Chevron is facing a regulatory complaint filed with the US Federal Trade Commission (FTC) over claims of “greenwashing” in its advertising of low-carbon energy activities.
Environmental advocacy groups Earthworks, Global Witness and Greenpeace USA launched a joint complaint with the agency – which is tasked with protecting consumers and market competition – against what they term “unlawfully deceptive advertisements” that overstate the oil company’s investments into clean energy and its commitment to reducing fossil fuel pollution.
It is the first such appeal against an oil and gas producer directly addressing the FTC’s “Green Guides” – a set of standards designed to prevent environmental claims in marketing material that could mislead consumers.
The claim cites advertisements made by Chevron on social media, television and other digital platforms, and requests their removal along with the publication of corrective statements.
The environmental groups say Chevron has spent millions of dollars in campaigns to “win over consumers with false and misleading claims” about the environmental impacts of its products, while allocating just 0.2% of its capital spending to low-carbon technologies between 2010 and 2018.

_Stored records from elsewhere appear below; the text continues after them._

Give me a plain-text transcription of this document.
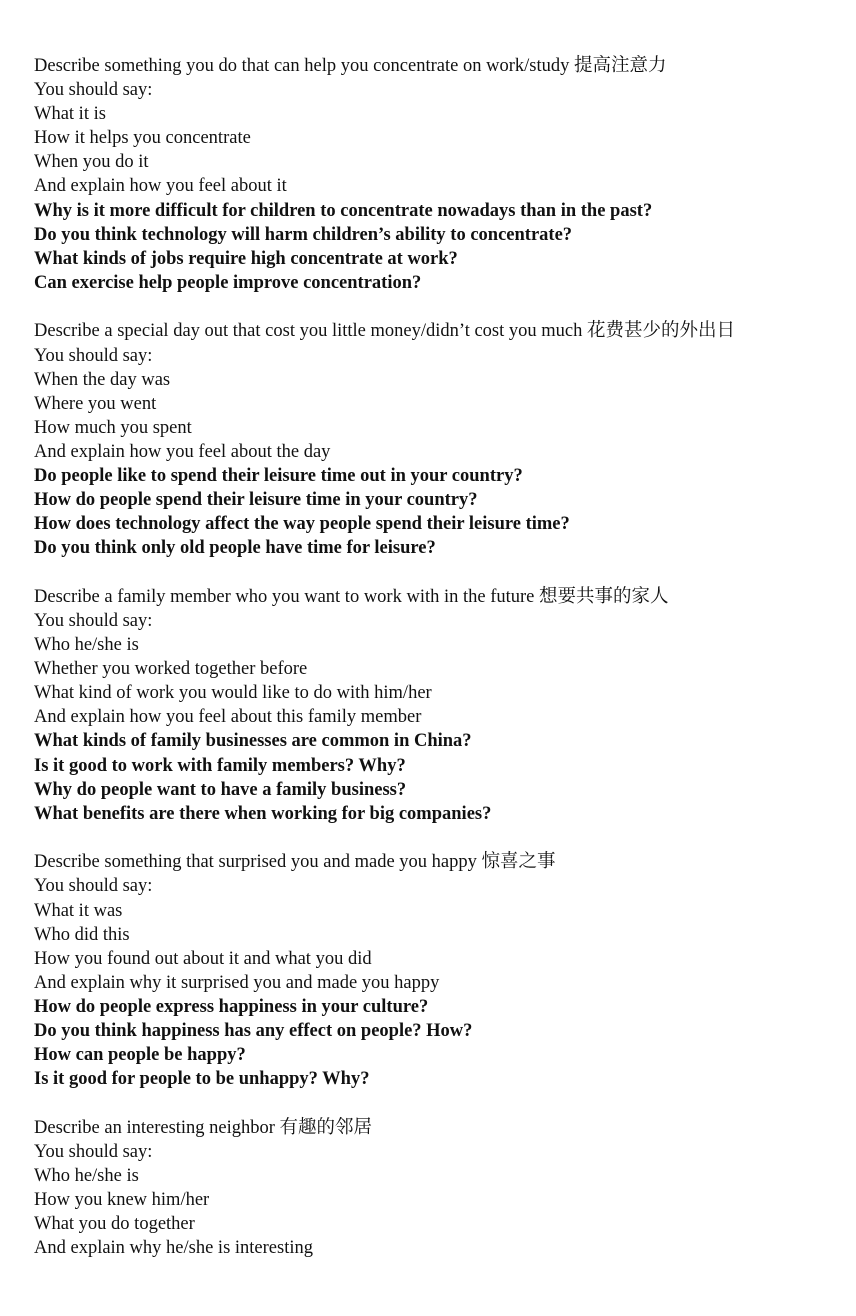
Describe something you do that can help you concentrate on work/study 提高注意力
You should say:
What it is
How it helps you concentrate
When you do it
And explain how you feel about it
Why is it more difficult for children to concentrate nowadays than in the past?
Do you think technology will harm children’s ability to concentrate?
What kinds of jobs require high concentrate at work?
Can exercise help people improve concentration?
Describe a special day out that cost you little money/didn’t cost you much 花费甚少的外出日
You should say:
When the day was
Where you went
How much you spent
And explain how you feel about the day
Do people like to spend their leisure time out in your country?
How do people spend their leisure time in your country?
How does technology affect the way people spend their leisure time?
Do you think only old people have time for leisure?
Describe a family member who you want to work with in the future 想要共事的家人
You should say:
Who he/she is
Whether you worked together before
What kind of work you would like to do with him/her
And explain how you feel about this family member
What kinds of family businesses are common in China?
Is it good to work with family members? Why?
Why do people want to have a family business?
What benefits are there when working for big companies?
Describe something that surprised you and made you happy 惊喜之事
You should say:
What it was
Who did this
How you found out about it and what you did
And explain why it surprised you and made you happy
How do people express happiness in your culture?
Do you think happiness has any effect on people? How?
How can people be happy?
Is it good for people to be unhappy? Why?
Describe an interesting neighbor 有趣的邻居
You should say:
Who he/she is
How you knew him/her
What you do together
And explain why he/she is interesting
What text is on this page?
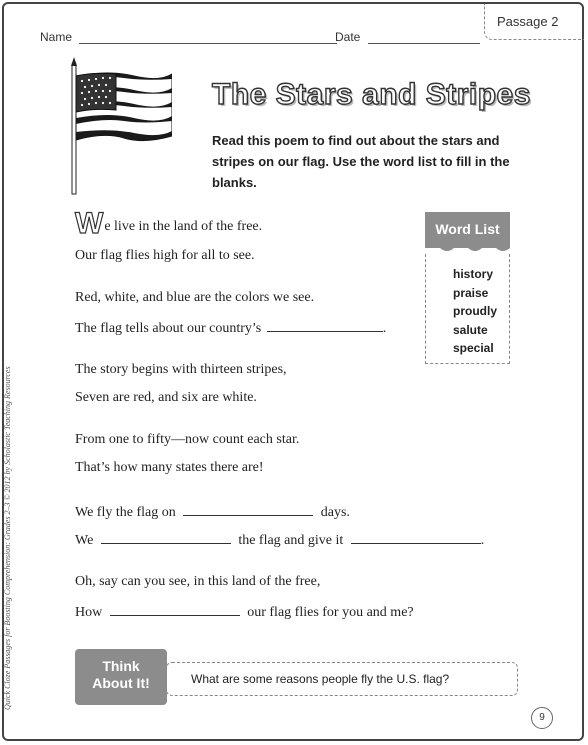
Passage 2
Name	Date
The Stars and Stripes
Read this poem to find out about the stars and stripes on our flag. Use the word list to fill in the blanks.
We live in the land of the free.
Our flag flies high for all to see.
Red, white, and blue are the colors we see.
The flag tells about our country’s	.
The story begins with thirteen stripes,
Seven are red, and six are white.
From one to fifty—now count each star.
That’s how many states there are!
We fly the flag on	days.
We	the flag and give it	.
Oh, say can you see, in this land of the free,
How	our flag flies for you and me?
Word List
history
praise
proudly
salute
special
Think
About It!	What are some reasons people fly the U.S. flag?
Quick Cloze Passages for Boosting Comprehension: Grades 2–3 © 2012 by Scholastic Teaching Resources
9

“This practice cannot go unchecked, and is in fact what the FTC’s Green Guides were designed to do: prevent companies from misleading consumers with egregious claims about the environmental impacts of their products,” said Global Witness campaign officer Julieta Biegner.
Chevron dismisses ‘greenwashing’ claim
Responding to the claims, Chevron dismissed the FTC filing as “frivolous”.
“We are taking action to reduce the carbon intensity of our operations and assets, increase the use of renewables and offsets in support of our business and invest in low-carbon technologies to enable commercial solutions,” a company spokesperson said in comments carried by Reuters.
The appeal to the FTC comes at a time when the new administration of President Joe Biden is seeking to take a harder line on environmental issues and to usher in an era of carbon reduction across the US economy, targeting net-zero emissions by 2050.
Public and shareholder pressure is also mounting on energy companies to take action on their contributions to climate change, by prioritising low-carbon technologies in their investment decisions and shifting away from fossil fuels in favour of renewable alternatives.
Earlier this month, Chevron outlined a strategy of “higher returns, lower carbon” at its annual investor forum, promising to cut the carbon intensity of its oil and gas production by 35% by 2028 compared to 2016 levels.
It has also committed to end routine flaring by 2030, and to spend $3bn on its energy transition strategy by 2028. The company’s overall capital spending budget has been set at $14-16bn annually through until 2025.